Nullable fields and accessors

A field declared with a nullable type may be assigned null. The unfinished cloth.lang.error.Error class shows a typical pattern, where a nullable string is exposed through a public getter:

public class (string! message) { public const string! message { public getter; }; }

Here message may legitimately be absent, and callers must account for that possibility.

The fallback operator

The ?? operator (also called the fallback operator) supplies a value when its left operand is null. The expression a ?? b evaluates to a if a is non-null and to b otherwise. The result type is non-nullable when b is non-nullable.

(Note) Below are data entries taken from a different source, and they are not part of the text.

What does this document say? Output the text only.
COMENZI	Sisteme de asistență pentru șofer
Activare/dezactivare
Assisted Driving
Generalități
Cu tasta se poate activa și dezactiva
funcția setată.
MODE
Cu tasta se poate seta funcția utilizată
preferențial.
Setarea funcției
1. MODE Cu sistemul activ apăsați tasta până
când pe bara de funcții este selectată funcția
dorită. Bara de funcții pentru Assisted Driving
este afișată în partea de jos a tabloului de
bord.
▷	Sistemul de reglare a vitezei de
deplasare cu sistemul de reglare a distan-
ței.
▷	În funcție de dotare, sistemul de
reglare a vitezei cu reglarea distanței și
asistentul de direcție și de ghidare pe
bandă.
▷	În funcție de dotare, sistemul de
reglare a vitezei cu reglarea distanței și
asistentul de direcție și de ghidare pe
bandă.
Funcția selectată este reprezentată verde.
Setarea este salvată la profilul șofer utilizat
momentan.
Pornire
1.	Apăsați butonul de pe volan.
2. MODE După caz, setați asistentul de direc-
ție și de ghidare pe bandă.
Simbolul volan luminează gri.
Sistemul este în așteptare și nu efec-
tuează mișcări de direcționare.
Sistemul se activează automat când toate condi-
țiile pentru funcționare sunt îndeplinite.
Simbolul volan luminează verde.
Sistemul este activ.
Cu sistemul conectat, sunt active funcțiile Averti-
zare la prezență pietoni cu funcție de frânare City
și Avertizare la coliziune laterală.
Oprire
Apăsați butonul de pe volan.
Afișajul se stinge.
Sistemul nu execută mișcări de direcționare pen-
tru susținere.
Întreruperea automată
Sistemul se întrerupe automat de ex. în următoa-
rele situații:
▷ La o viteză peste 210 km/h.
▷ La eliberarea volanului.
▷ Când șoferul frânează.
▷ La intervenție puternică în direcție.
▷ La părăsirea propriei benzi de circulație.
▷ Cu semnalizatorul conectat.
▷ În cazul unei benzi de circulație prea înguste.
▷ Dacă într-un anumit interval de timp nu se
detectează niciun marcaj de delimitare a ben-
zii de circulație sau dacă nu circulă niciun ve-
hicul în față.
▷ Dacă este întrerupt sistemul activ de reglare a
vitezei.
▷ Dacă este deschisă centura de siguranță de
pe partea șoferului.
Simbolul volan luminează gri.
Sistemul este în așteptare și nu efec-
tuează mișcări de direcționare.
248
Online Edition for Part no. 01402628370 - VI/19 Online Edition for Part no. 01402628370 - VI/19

Interaction with maybe clauses

A function may declare a maybe clause listing the error types it can produce. A maybe clause is independent of the return type’s nullability — the two describe different concerns:

  • The return type describes the shape of a successful value, including whether it can be null.
  • The maybe clause describes what error types the function can throw.

See Memory and Errors for the full rules around maybe.

Summary

FormMeaning
TNon-nullable. Always holds a valid value.
T!Nullable. May hold a value or null.
nullThe absent-value literal. Assignable to any nullable type.
a ?? bFallback. Returns b if a is null.

Nullability is enforced statically. The compiler refuses programs that could observe null through a non-nullable type.